Preise gibt es so gut wie nie an den Produkten. Es wird grundsätzlich gehandelt. Je mehr Ware ein Händler hat, je tiefer kann man ihn drücken. Als Weiße bekommen wir auch immer einen Sonderpreis, der so vermute ich, mehr als das Doppelte ist dessen, was einem Einheimischen abgenommen wird.
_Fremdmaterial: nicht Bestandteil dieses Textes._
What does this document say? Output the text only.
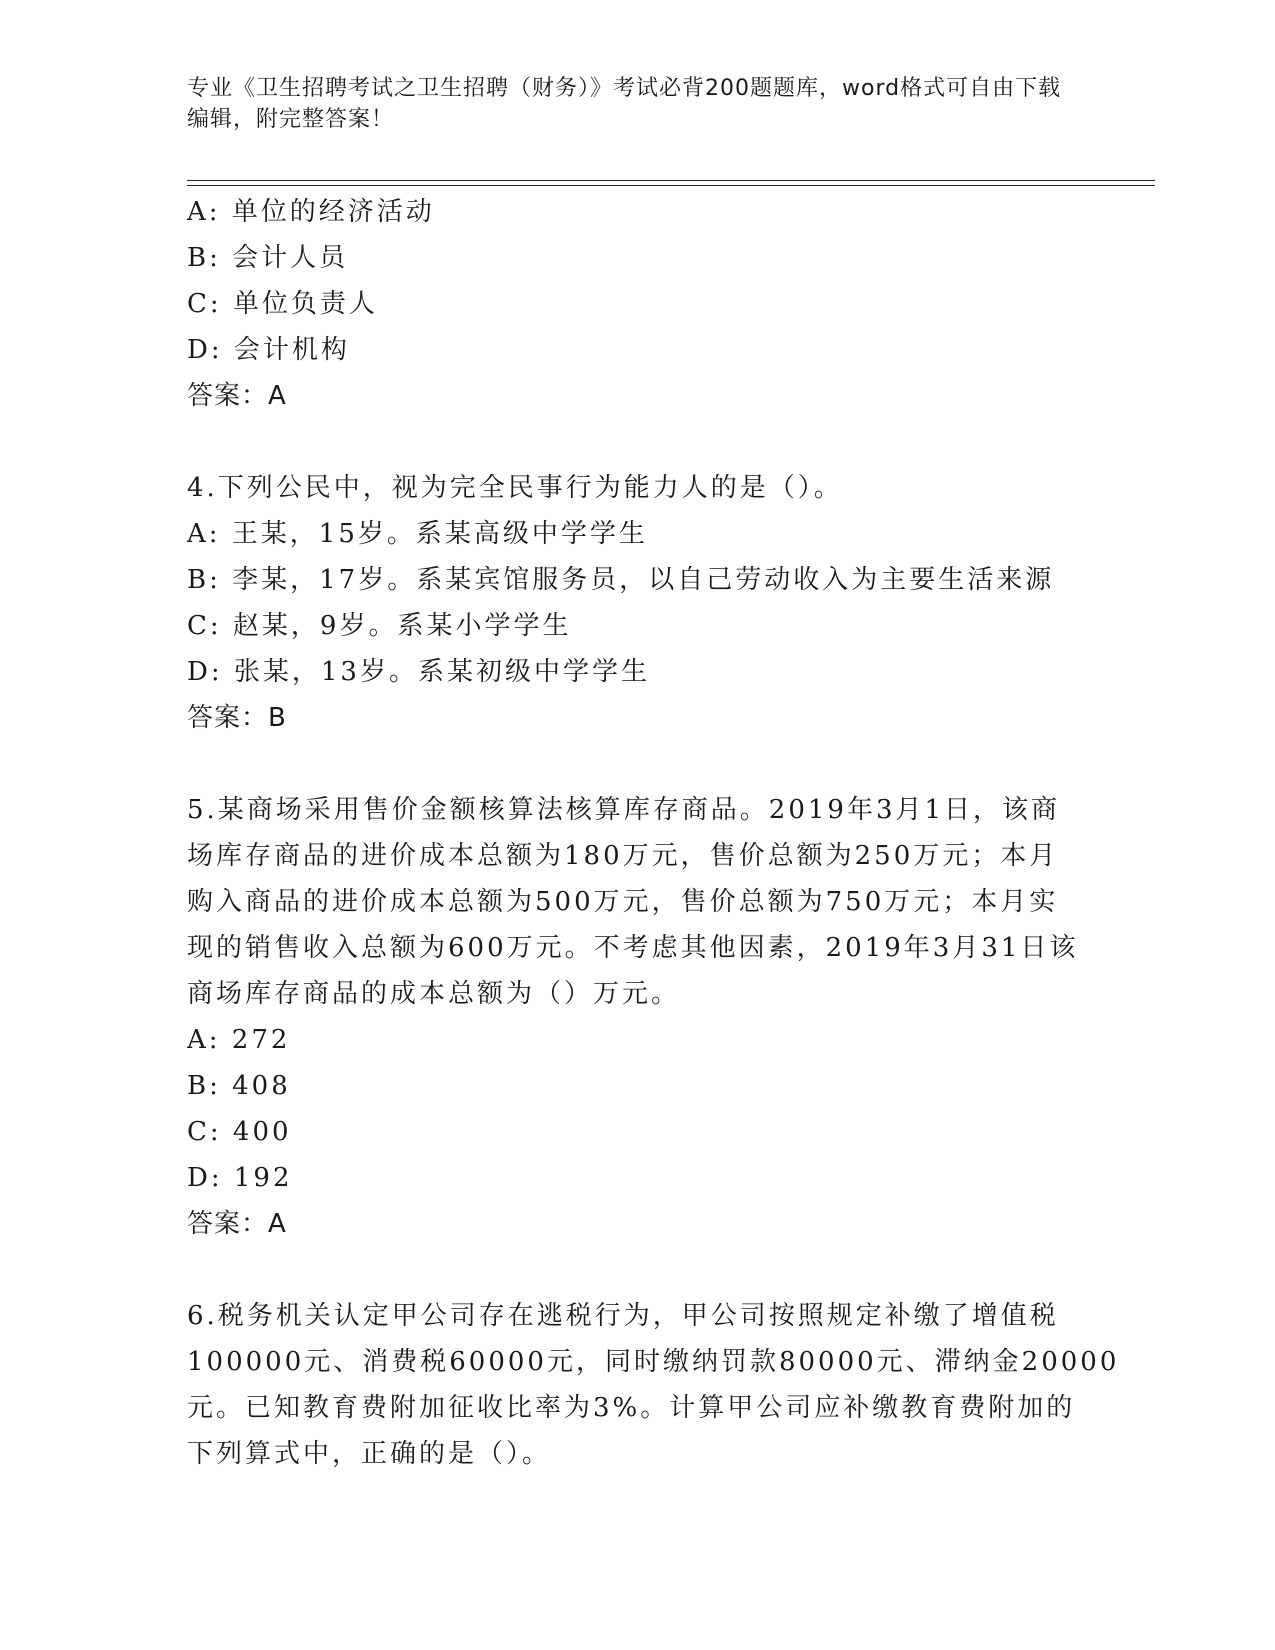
专业《卫生招聘考试之卫生招聘（财务）》考试必背200题题库，word格式可自由下载编辑，附完整答案！
A: 单位的经济活动
B: 会计人员
C: 单位负责人
D: 会计机构
答案：A
4.下列公民中，视为完全民事行为能力人的是（）。
A: 王某，15岁。系某高级中学学生
B: 李某，17岁。系某宾馆服务员，以自己劳动收入为主要生活来源
C: 赵某，9岁。系某小学学生
D: 张某，13岁。系某初级中学学生
答案：B
5.某商场采用售价金额核算法核算库存商品。2019年3月1日，该商
场库存商品的进价成本总额为180万元，售价总额为250万元；本月
购入商品的进价成本总额为500万元，售价总额为750万元；本月实
现的销售收入总额为600万元。不考虑其他因素，2019年3月31日该
商场库存商品的成本总额为（）万元。
A: 272
B: 408
C: 400
D: 192
答案：A
6.税务机关认定甲公司存在逃税行为，甲公司按照规定补缴了增值税
100000元、消费税60000元，同时缴纳罚款80000元、滞纳金20000
元。已知教育费附加征收比率为3%。计算甲公司应补缴教育费附加的
下列算式中，正确的是（）。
Manchen als gegeben geltenden Verhaltensweisen hinterfrage ich ständig auf dieser Reise. Ist der „deutsche“ Weg immer der Richtige. Oder können andere Völker in bestimmten Feldern doch die besseren Lösungen haben? Befragt man die Inder, so können diese einer arrangierten Ehe viel abgewinnen. Eine „Arranged Marrage“ steht der „Love Marrage“ diametral gegenüber. Liebe ist vergänglich, eine Ehe klassischer Natur nicht. Diese wird von der Familie getragen und ihr Erfolg ist Aufgabe der Gemeinschaft, und nicht der Liebenden. In diesem Fall sind es die Inder, die ein erhöhtes Sicherheitsbedürfnis haben. Ist es eine Ironie des Schicksals, dass wie Deutsche alle Risiken des Lebens aussparen wollen, nur die einer Beziehung nicht? Kann man sich gegen Scheidung versichern?
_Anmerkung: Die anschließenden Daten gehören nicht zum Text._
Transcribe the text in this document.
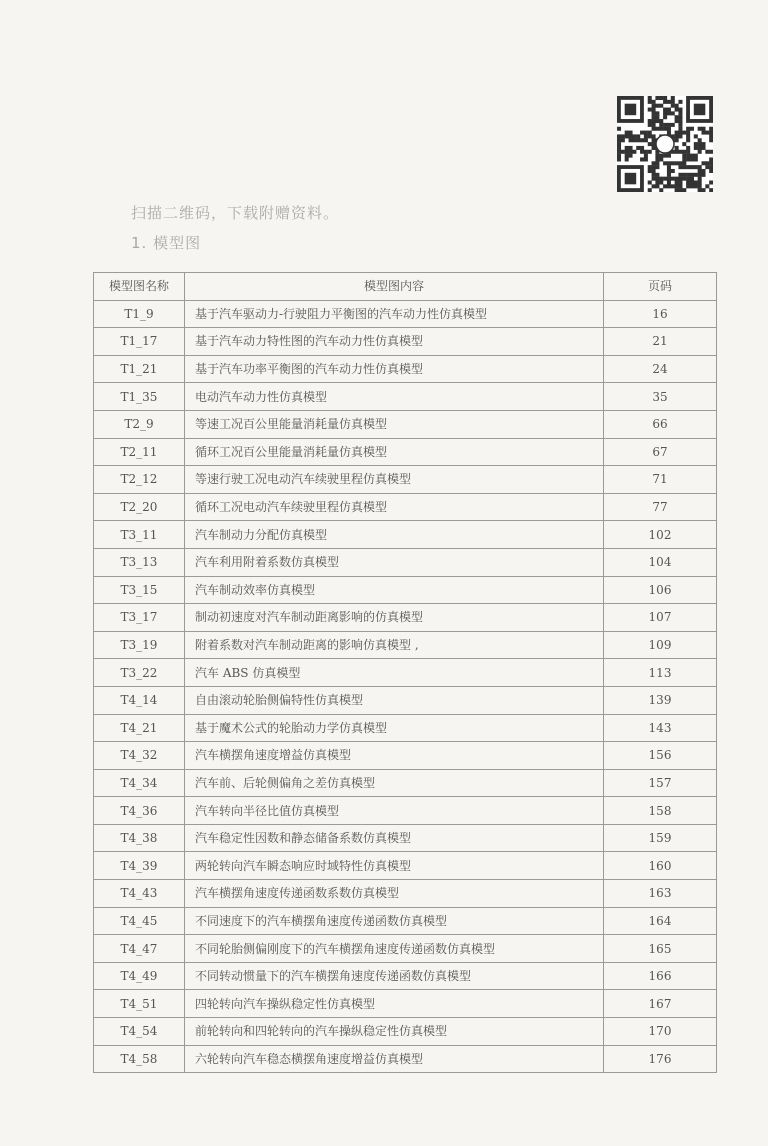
扫描二维码，下载附赠资料。
1. 模型图
模型图名称	模型图内容	页码
T1_9	基于汽车驱动力-行驶阻力平衡图的汽车动力性仿真模型	16
T1_17	基于汽车动力特性图的汽车动力性仿真模型	21
T1_21	基于汽车功率平衡图的汽车动力性仿真模型	24
T1_35	电动汽车动力性仿真模型	35
T2_9	等速工况百公里能量消耗量仿真模型	66
T2_11	循环工况百公里能量消耗量仿真模型	67
T2_12	等速行驶工况电动汽车续驶里程仿真模型	71
T2_20	循环工况电动汽车续驶里程仿真模型	77
T3_11	汽车制动力分配仿真模型	102
T3_13	汽车利用附着系数仿真模型	104
T3_15	汽车制动效率仿真模型	106
T3_17	制动初速度对汽车制动距离影响的仿真模型	107
T3_19	附着系数对汽车制动距离的影响仿真模型 ,	109
T3_22	汽车 ABS 仿真模型	113
T4_14	自由滚动轮胎侧偏特性仿真模型	139
T4_21	基于魔术公式的轮胎动力学仿真模型	143
T4_32	汽车横摆角速度增益仿真模型	156
T4_34	汽车前、后轮侧偏角之差仿真模型	157
T4_36	汽车转向半径比值仿真模型	158
T4_38	汽车稳定性因数和静态储备系数仿真模型	159
T4_39	两轮转向汽车瞬态响应时域特性仿真模型	160
T4_43	汽车横摆角速度传递函数系数仿真模型	163
T4_45	不同速度下的汽车横摆角速度传递函数仿真模型	164
T4_47	不同轮胎侧偏刚度下的汽车横摆角速度传递函数仿真模型	165
T4_49	不同转动惯量下的汽车横摆角速度传递函数仿真模型	166
T4_51	四轮转向汽车操纵稳定性仿真模型	167
T4_54	前轮转向和四轮转向的汽车操纵稳定性仿真模型	170
T4_58	六轮转向汽车稳态横摆角速度增益仿真模型	176
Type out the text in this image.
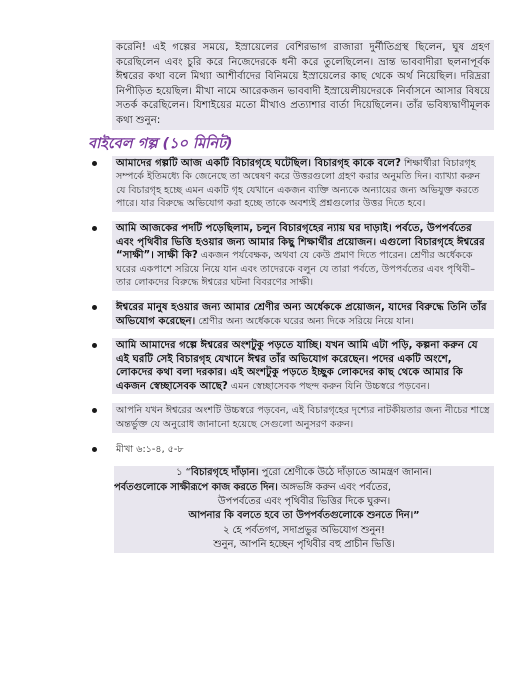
করেনি! এই গল্পের সময়ে, ইস্রায়েলের বেশিরভাগ রাজারা দুর্নীতিগ্রস্থ ছিলেন, ঘুষ গ্রহণ করেছিলেন এবং চুরি করে নিজেদেরকে ধনী করে তুলেছিলেন। ভ্রান্ত ভাববাদীরা ছলনাপূর্বক ঈশ্বরের কথা বলে মিথ্যা আশীর্বাদের বিনিময়ে ইস্রায়েলের কাছ থেকে অর্থ নিয়েছিল। দরিদ্ররা নিপীড়িত হয়েছিল। মীখা নামে আরেকজন ভাববাদী ইস্রায়েলীয়দেরকে নির্বাসনে আসার বিষয়ে সতর্ক করেছিলেন। যিশাইয়ের মতো মীখাও প্রত্যাশার বার্তা দিয়েছিলেন। তাঁর ভবিষ্যদ্বাণীমূলক কথা শুনুন:
বাইবেল গল্প (১০ মিনিট)
আমাদের গল্পটি আজ একটি বিচারগৃহে ঘটেছিল। বিচারগৃহ কাকে বলে? শিক্ষার্থীরা বিচারগৃহ সম্পর্কে ইতিমধ্যে কি জেনেছে তা অন্বেষণ করে উত্তরগুলো গ্রহণ করার অনুমতি দিন। ব্যাখ্যা করুন যে বিচারগৃহ হচ্ছে এমন একটি গৃহ যেখানে একজন ব্যক্তি অন্যকে অন্যায়ের জন্য অভিযুক্ত করতে পারে। যার বিরুদ্ধে অভিযোগ করা হচ্ছে তাকে অবশ্যই প্রশ্নগুলোর উত্তর দিতে হবে।
আমি আজকের পদটি পড়েছিলাম, চলুন বিচারগৃহের ন্যায় ঘর দাড়াই। পর্বতে, উপপর্বতের এবং পৃথিবীর ভিত্তি হওয়ার জন্য আমার কিছু শিক্ষার্থীর প্রয়োজন। এগুলো বিচারগৃহে ঈশ্বরের “সাক্ষী”। সাক্ষী কি? একজন পর্যবেক্ষক, অথবা যে কেউ প্রমাণ দিতে পারেন। শ্রেণীর অর্ধেককে ঘরের একপাশে সরিয়ে নিয়ে যান এবং তাদেরকে বলুন যে তারা পর্বতে, উপপর্বতের এবং পৃথিবী– তার লোকদের বিরুদ্ধে ঈশ্বরের ঘটনা বিবরণের সাক্ষী।
ঈশ্বরের মানুষ হওয়ার জন্য আমার শ্রেণীর অন্য অর্ধেককে প্রয়োজন, যাদের বিরুদ্ধে তিনি তাঁর অভিযোগ করেছেন। শ্রেণীর অন্য অর্ধেককে ঘরের অন্য দিকে সরিয়ে নিয়ে যান।
আমি আমাদের গল্পে ঈশ্বরের অংশটুকু পড়তে যাচ্ছি। যখন আমি এটা পড়ি, কল্পনা করুন যে এই ঘরটি সেই বিচারগৃহ যেখানে ঈশ্বর তাঁর অভিযোগ করেছেন। পদের একটি অংশে, লোকদের কথা বলা দরকার। এই অংশটুকু পড়তে ইচ্ছুক লোকদের কাছ থেকে আমার কি একজন স্বেচ্ছাসেবক আছে? এমন স্বেচ্ছাসেবক পছন্দ করুন যিনি উচ্চস্বরে পড়বেন।
আপনি যখন ঈশ্বরের অংশটি উচ্চস্বরে পড়বেন, এই বিচারগৃহের দৃশ্যের নাটকীয়তার জন্য নীচের শাস্ত্রে অন্তর্ভুক্ত যে অনুরোধ জানানো হয়েছে সেগুলো অনুসরণ করুন।
মীখা ৬:১-৪, ৫-৮
১ “বিচারগৃহে দাঁড়ান। পুরো শ্রেণীকে উঠে দাঁড়াতে আমন্ত্রণ জানান।
পর্বতগুলোকে সাক্ষীরূপে কাজ করতে দিন। অঙ্গভঙ্গি করুন এবং পর্বতের,
উপপর্বতের এবং পৃথিবীর ভিত্তির দিকে ঘুরুন।
আপনার কি বলতে হবে তা উপপর্বতগুলোকে শুনতে দিন।”
২ হে পর্বতগণ, সদাপ্রভুর অভিযোগ শুনুন!
শুনুন, আপনি হচ্ছেন পৃথিবীর বহু প্রাচীন ভিত্তি।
Wie steht es mit unserer Effizienzgeilheit, unsere Liebe zum Detail? Wer kann denn heute noch ein neues Auto selbst reparieren. hier sehe ich Mechaniker, die in liebevoller Kleinarbeit per Hand Motoren und Getriebe flicken. gut, deren Körper sind dann nach dreißig Jahren Plackerei verbraucht. Unsere Haushälterin Bügelt auch im knien, ein korrekter Arbeitsplatz müsste mindestens Hüfthöhe haben und die Frauen die über die Berge Grass tragen sollten das dann doch mit orthopädischen Gesundheitsschuhen machen statt mit Badelatschen. Aber es funktioniert. Wer immer von sich selbst Argumentiert, hat andere Bedürfnisse. Siehe Stuttgart 21. Viele Leute hier hätten gerne einen neuen Bahnhof. Insgesamt wäre überhaupt mal eine Zuganbindung eine tolle Sache. Das bringt den 90% Arbeitslosen in den Berggebieten eine Perspektive. Eine Lösung scheint der Alkohol zu sein. Alkohol ist keine Lösung, das ist Milch aber auch nicht.